Scene Recommendation

I. Project Source Code

Project source code URL: (This project is not open source at present.)

II. Introduction

          Generally speaking, the commodity classification is built according to categories, and it can be divided into three categories of different levels at most. However, such a classification is difficult to meet the purchase needs of users in specific situations. For example, commodities such as travel backpack, sports shoes, sports clothes, walking sticks, selfie stick do not belong to a category, but they may belong to a specific scene “outdoor hiking”, in that case, the selfie stick can be recommended to the user to satisfy the purpose of scene recommendation. Such scenarios summarized artificially usually exist generally and practically, and it has commercial value. Similarly, other scenario themes can be abstracted. In order to enrich the recall data system, the improved LDA topic model is used to implement scene recommendation.
          The final goal is to cluster commodities across different categories to topic scene. Based on user’s click and order behaviors, the commodities are divided into many pairs or n-tuples as “scene”, and data are recommended for each other in the same scene. The data is processed by pig and python.
It is specified that:
          1.The scene is a single, fine-grained, explicit theme;
          2.The commodities of a scene are not all in a three-scale category, otherwise the scene is the same as the three-scale category;
          3.There is sufficient vector distance between scenes;
          4.The scene theme’s coverage is over 99% so that the buckets of data tuples are prevented from skewing seriously.
          In the early stage, the number of scene themes designed artificially is 2000. Later, the number is 10000 by automatic data mining.

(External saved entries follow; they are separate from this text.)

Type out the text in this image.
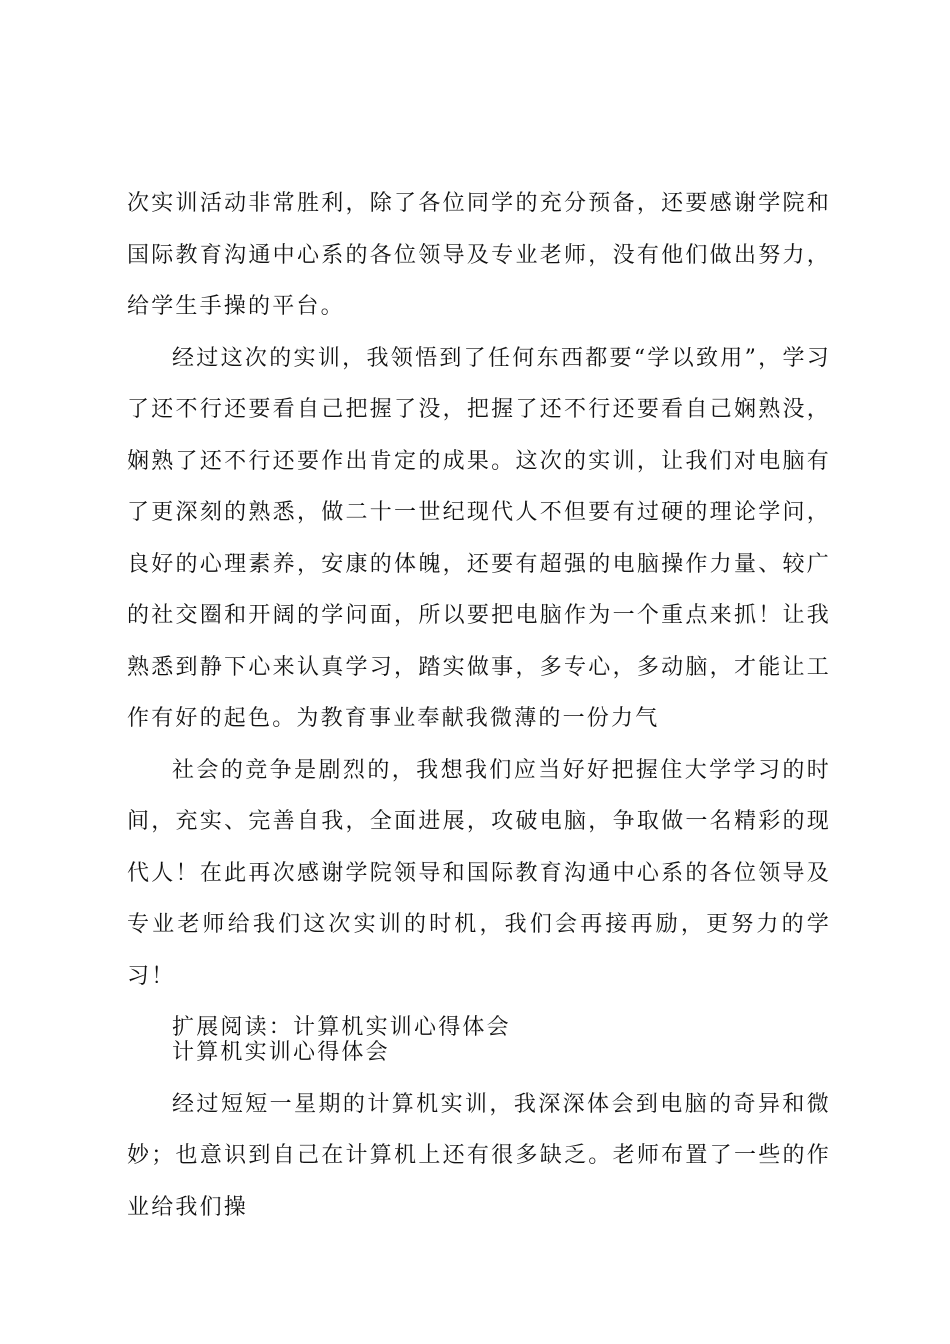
次实训活动非常胜利，除了各位同学的充分预备，还要感谢学院和国际教育沟通中心系的各位领导及专业老师，没有他们做出努力，给学生手操的平台。

经过这次的实训，我领悟到了任何东西都要“学以致用”，学习了还不行还要看自己把握了没，把握了还不行还要看自己娴熟没，娴熟了还不行还要作出肯定的成果。这次的实训，让我们对电脑有了更深刻的熟悉，做二十一世纪现代人不但要有过硬的理论学问，良好的心理素养，安康的体魄，还要有超强的电脑操作力量、较广的社交圈和开阔的学问面，所以要把电脑作为一个重点来抓！让我熟悉到静下心来认真学习，踏实做事，多专心，多动脑，才能让工作有好的起色。为教育事业奉献我微薄的一份力气

社会的竞争是剧烈的，我想我们应当好好把握住大学学习的时间，充实、完善自我，全面进展，攻破电脑，争取做一名精彩的现代人！在此再次感谢学院领导和国际教育沟通中心系的各位领导及专业老师给我们这次实训的时机，我们会再接再励，更努力的学习！

扩展阅读：计算机实训心得体会

计算机实训心得体会

经过短短一星期的计算机实训，我深深体会到电脑的奇异和微妙；也意识到自己在计算机上还有很多缺乏。老师布置了一些的作业给我们操
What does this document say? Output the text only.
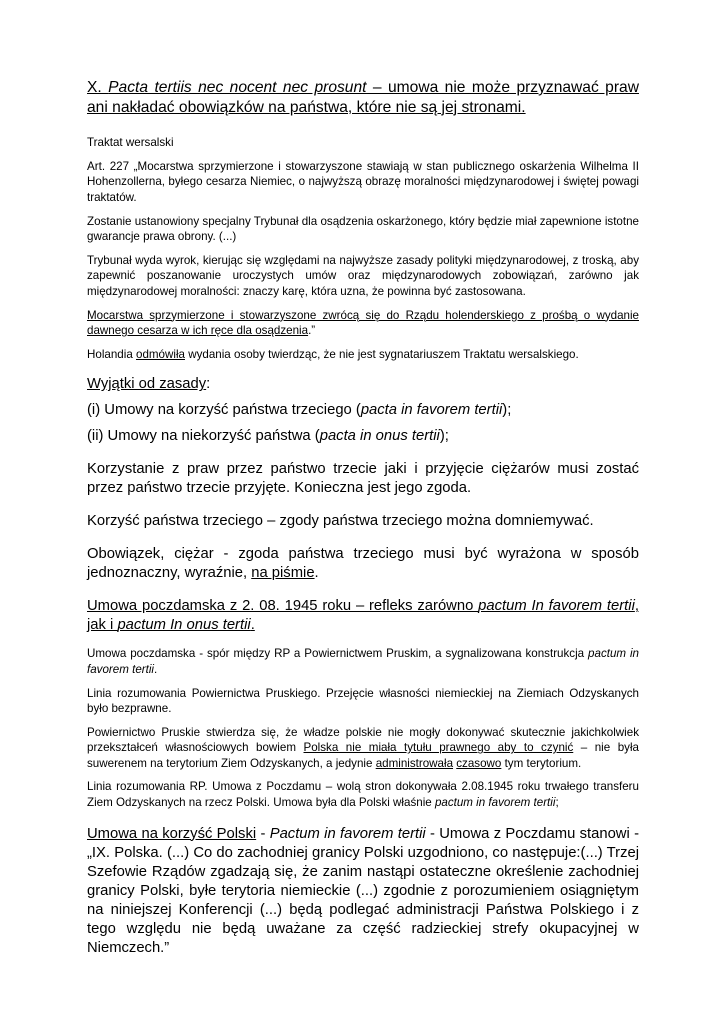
X. Pacta tertiis nec nocent nec prosunt – umowa nie może przyznawać praw ani nakładać obowiązków na państwa, które nie są jej stronami.

Traktat wersalski

Art. 227 „Mocarstwa sprzymierzone i stowarzyszone stawiają w stan publicznego oskarżenia Wilhelma II Hohenzollerna, byłego cesarza Niemiec, o najwyższą obrazę moralności międzynarodowej i świętej powagi traktatów.

Zostanie ustanowiony specjalny Trybunał dla osądzenia oskarżonego, który będzie miał zapewnione istotne gwarancje prawa obrony. (...)

Trybunał wyda wyrok, kierując się względami na najwyższe zasady polityki międzynarodowej, z troską, aby zapewnić poszanowanie uroczystych umów oraz międzynarodowych zobowiązań, zarówno jak międzynarodowej moralności: znaczy karę, która uzna, że powinna być zastosowana.

Mocarstwa sprzymierzone i stowarzyszone zwrócą się do Rządu holenderskiego z prośbą o wydanie dawnego cesarza w ich ręce dla osądzenia.”

Holandia odmówiła wydania osoby twierdząc, że nie jest sygnatariuszem Traktatu wersalskiego.

Wyjątki od zasady:

(i) Umowy na korzyść państwa trzeciego (pacta in favorem tertii);

(ii) Umowy na niekorzyść państwa (pacta in onus tertii);

Korzystanie z praw przez państwo trzecie jaki i przyjęcie ciężarów musi zostać przez państwo trzecie przyjęte. Konieczna jest jego zgoda.

Korzyść państwa trzeciego – zgody państwa trzeciego można domniemywać.

Obowiązek, ciężar - zgoda państwa trzeciego musi być wyrażona w sposób jednoznaczny, wyraźnie, na piśmie.

Umowa poczdamska z 2. 08. 1945 roku – refleks zarówno pactum In favorem tertii, jak i pactum In onus tertii.

Umowa poczdamska - spór między RP a Powiernictwem Pruskim, a sygnalizowana konstrukcja pactum in favorem tertii.

Linia rozumowania Powiernictwa Pruskiego. Przejęcie własności niemieckiej na Ziemiach Odzyskanych było bezprawne.

Powiernictwo Pruskie stwierdza się, że władze polskie nie mogły dokonywać skutecznie jakichkolwiek przekształceń własnościowych bowiem Polska nie miała tytułu prawnego aby to czynić – nie była suwerenem na terytorium Ziem Odzyskanych, a jedynie administrowała czasowo tym terytorium.

Linia rozumowania RP. Umowa z Poczdamu – wolą stron dokonywała 2.08.1945 roku trwałego transferu Ziem Odzyskanych na rzecz Polski. Umowa była dla Polski właśnie pactum in favorem tertii;

Umowa na korzyść Polski - Pactum in favorem tertii - Umowa z Poczdamu stanowi - „IX. Polska. (...) Co do zachodniej granicy Polski uzgodniono, co następuje:(...) Trzej Szefowie Rządów zgadzają się, że zanim nastąpi ostateczne określenie zachodniej granicy Polski, byłe terytoria niemieckie (...) zgodnie z porozumieniem osiągniętym na niniejszej Konferencji (...) będą podlegać administracji Państwa Polskiego i z tego względu nie będą uważane za część radzieckiej strefy okupacyjnej w Niemczech.”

III. FP-Growth Scheme Based on Frequent Itemset

3.1 Data Acquisition

The most recent data of click and order are from user session. The latest data of user is extracted such as search, click, add cart and order, and combine these data into tuples of two to four, just as (click, order), (order, order), (search-word + cart, order). Then, the higher ranking combinations extracted by each method are regarded as the combinations with higher confidence. By collecting data for 30 days, the top N combinations with high frequency can be used as candidate set. The candidate sets of 3-4 months are used, and then the data of each month are intersected to get some sets.

3.2 Data Evaluation

          Method 1: Randomly select 10% of the combinations from each method, and artificially evaluate the proportion of scenarios in the combinations.
          Method 2: Choose one month order and some click sequences of proportional sampling as evaluation data.
          These combinations are used to predict the evaluation data and to observe how much data can be matched, i.e. the recall rate of each method.

3.3 Recall Data Clustering and Marking

The similarity of these rule methods can be calculated for clustering. For example, the overlap degree of each element such as product-word, cid3, cid2, cid1 in the combination can be calculated, and these elements are then labeled artificially.

3.4 Conclusion

By analyzing the data, it can be found that if ordered by frequency, the product word combinations with frequencies more than 10 are concentrated in the daily use commodity categories of higher sales, such as “wet paper towel” and “shampoo”. After clustering, only about 400 combinations are found, and the distribution of them cannot cover most commodity categories. Thus another scheme can be considered to mine scene data.
At present, the automatic mining method based on frequency will result to the clusters concentrate to high-frequency purchased commodities. To ensure the coverage of topic scenarios, some scenes are defined artificially, and then the automatically mined data have been added to these scenarios to enrich these scenarios.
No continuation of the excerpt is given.